VersionForge runs five categories of validation checks on every extraction. Each check produces a PASS, WARN, or FAIL result.

Row Count Validation

Verifies that the number of extracted rows falls within expected bounds.

Minimum threshold: Catches cases where the source API returned a partial result (e.g., pagination failed silently and only the first page arrived).
Maximum threshold: Catches runaway extractions where a filter was misconfigured and the query returned the entire table instead of the expected subset.
Delta threshold: Compares the current row count to the previous extraction. A sudden 40% drop in rows is suspicious even if it is above the minimum.

validation:
  rowCount:
    min: 1000
    max: 100000
    maxDeltaPercent: 25    # fail if count changes by more than 25%

Required Field Completeness

Checks that key fields do not contain unexpected null or empty values. You define which fields are required in the sync profile. If more than the allowed percentage of rows have a null value for a required field, the check fails.

validation:
  requiredFields:
    - field: "account_code"
      maxNullPercent: 0      # zero tolerance -- every row must have an account
    - field: "department"
      maxNullPercent: 5      # up to 5% null is acceptable (some accounts are undepartmented)

Required field validation runs on the raw extraction, before any transform rules apply. If a transform fills in default values for null fields, the pre-transform validation still catches the source-level gap.

Type Validation

Confirms that field values match their expected data types. Dates should parse as dates. Numeric fields should contain numbers. Boolean fields should not contain arbitrary strings.

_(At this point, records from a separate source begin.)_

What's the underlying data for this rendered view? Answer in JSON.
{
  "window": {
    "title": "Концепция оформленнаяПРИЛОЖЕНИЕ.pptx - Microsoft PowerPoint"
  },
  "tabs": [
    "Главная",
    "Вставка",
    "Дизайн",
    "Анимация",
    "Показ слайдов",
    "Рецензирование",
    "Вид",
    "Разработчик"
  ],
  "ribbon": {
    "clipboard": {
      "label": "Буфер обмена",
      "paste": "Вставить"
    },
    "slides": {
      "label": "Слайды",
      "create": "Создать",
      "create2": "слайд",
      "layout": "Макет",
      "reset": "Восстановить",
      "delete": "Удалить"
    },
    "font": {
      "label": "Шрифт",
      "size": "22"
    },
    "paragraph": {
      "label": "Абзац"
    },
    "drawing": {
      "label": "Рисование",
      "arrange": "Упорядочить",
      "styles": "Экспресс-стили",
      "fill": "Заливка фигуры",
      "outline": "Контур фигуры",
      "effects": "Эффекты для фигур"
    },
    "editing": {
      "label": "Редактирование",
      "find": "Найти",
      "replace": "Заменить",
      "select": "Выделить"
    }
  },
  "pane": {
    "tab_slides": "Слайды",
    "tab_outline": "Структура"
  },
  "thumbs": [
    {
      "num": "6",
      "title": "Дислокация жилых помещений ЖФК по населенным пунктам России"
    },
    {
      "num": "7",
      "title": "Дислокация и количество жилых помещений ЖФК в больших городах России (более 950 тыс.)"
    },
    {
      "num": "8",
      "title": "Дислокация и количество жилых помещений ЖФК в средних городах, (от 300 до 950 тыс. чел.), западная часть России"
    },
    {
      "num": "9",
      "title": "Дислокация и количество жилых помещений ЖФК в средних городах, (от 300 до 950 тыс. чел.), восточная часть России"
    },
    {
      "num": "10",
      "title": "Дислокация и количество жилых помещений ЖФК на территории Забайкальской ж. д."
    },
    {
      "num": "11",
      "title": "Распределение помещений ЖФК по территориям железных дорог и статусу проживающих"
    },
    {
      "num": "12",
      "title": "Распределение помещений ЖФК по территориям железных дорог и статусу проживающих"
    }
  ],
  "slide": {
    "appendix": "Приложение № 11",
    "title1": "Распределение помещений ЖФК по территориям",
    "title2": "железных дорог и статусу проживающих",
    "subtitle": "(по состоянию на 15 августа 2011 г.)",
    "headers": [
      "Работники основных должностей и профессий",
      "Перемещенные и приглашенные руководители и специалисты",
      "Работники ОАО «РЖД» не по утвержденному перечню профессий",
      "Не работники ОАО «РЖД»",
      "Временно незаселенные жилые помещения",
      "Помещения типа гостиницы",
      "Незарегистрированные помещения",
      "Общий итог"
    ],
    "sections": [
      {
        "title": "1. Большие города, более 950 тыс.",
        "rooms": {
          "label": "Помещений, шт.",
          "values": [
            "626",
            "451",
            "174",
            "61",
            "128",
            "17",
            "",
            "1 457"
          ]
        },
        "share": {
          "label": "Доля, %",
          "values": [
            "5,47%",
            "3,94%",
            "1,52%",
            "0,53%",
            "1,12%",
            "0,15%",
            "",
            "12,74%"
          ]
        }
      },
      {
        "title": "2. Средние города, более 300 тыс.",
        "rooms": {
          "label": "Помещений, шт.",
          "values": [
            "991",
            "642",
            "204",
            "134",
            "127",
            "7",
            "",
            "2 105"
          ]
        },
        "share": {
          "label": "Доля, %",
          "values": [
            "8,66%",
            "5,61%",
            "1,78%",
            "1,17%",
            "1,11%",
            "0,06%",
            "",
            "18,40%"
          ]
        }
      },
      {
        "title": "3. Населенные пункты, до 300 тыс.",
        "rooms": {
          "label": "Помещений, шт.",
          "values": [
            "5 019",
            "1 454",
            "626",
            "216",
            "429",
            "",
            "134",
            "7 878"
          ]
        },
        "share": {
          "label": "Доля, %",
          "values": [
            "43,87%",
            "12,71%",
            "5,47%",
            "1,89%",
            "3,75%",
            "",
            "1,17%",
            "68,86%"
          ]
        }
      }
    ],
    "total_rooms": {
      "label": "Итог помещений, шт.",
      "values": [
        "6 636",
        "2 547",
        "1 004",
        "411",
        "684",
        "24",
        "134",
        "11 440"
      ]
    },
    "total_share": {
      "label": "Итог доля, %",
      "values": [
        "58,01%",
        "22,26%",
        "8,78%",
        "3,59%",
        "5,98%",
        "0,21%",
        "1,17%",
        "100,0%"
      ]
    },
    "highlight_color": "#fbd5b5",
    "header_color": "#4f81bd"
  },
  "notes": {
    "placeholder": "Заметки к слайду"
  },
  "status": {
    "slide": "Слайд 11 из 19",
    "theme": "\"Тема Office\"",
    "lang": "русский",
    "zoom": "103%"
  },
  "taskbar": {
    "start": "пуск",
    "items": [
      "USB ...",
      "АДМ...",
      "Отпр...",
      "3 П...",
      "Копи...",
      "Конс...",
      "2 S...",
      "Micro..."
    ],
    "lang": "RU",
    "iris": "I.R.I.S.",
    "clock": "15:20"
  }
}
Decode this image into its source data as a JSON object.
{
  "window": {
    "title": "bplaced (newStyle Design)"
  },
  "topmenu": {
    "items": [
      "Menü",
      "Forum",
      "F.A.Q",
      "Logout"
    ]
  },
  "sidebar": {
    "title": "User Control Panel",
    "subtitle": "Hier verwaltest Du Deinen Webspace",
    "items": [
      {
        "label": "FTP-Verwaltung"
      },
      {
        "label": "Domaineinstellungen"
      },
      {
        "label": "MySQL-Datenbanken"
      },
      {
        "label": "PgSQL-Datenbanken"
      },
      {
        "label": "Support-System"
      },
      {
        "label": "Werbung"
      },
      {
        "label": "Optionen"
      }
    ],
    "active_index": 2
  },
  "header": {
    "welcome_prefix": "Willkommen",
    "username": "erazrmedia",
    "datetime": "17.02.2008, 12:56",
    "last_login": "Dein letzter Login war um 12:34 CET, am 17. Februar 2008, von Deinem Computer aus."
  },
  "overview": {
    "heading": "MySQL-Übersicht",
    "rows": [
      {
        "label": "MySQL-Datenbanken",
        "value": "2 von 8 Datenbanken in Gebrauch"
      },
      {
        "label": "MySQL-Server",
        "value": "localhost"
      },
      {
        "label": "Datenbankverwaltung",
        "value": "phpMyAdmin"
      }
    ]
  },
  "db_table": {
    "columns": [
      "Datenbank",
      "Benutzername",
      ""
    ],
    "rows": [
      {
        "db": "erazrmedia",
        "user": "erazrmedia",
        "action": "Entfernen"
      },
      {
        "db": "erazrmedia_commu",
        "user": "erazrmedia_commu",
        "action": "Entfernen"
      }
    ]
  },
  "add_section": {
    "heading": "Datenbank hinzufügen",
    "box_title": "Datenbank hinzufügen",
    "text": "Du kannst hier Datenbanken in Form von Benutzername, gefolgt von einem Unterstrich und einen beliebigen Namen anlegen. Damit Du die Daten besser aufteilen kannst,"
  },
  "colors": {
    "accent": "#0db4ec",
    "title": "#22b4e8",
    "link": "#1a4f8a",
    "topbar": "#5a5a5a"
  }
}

Type validation catches issues like:

An amount field containing the string "N/A" instead of a number
A posting_date field returning "00/00/0000" for records with no date
An is_active field containing "Yes" instead of true

When type validation fails, the report includes the offending row IDs and the actual values so you can trace the issue back to the source.

Referential Integrity

Validates that foreign key references in the extracted data point to valid targets. For example:

Every subsidiary_id in GL journal entries should reference a subsidiary that exists in the dimension extraction.
Every employee_id in a headcount extract should reference an active employee record.

Referential integrity checks require that the referenced dimension data has been extracted in the same run or is available from a previous snapshot. Configure your sync profile to extract dimensions before transactional data.

Tenant Profiling

Compares the statistical shape of the current extraction to a historical profile built from previous successful runs. This catches anomalies that individual checks miss:

Cardinality shifts: The number of unique values in a field changed dramatically (e.g., cost_center suddenly has 500 unique values instead of the typical 120).
Distribution changes: The average amount value shifted by more than two standard deviations from the historical mean.
New values: Values appear in a field that have never been seen before (useful for detecting test data or misconfigured environments).

Tenant profiling is opt-in and builds its baseline automatically over the first 10 successful runs.

What Happens on Validation Failure

| Result | Behavior | |--------|----------| | PASS | Pipeline continues to diffing and transform | | WARN | Pipeline continues, but the run is flagged with warnings visible in the Safety Gate | | FAIL | Pipeline halts immediately. No data reaches the diff, transform, or load stages. The team is notified with the validation report. |

The fail-fast behavior is deliberate. It is always cheaper to re-run an extraction than to debug bad data after it has been loaded into a planning model and used in a forecast.

Configuring Validation Rules

Validation rules are defined per sync profile under the validation key. You can also define global validation defaults that apply to all profiles and override them at the profile level. Every validation check can be set to fail, warn, or off.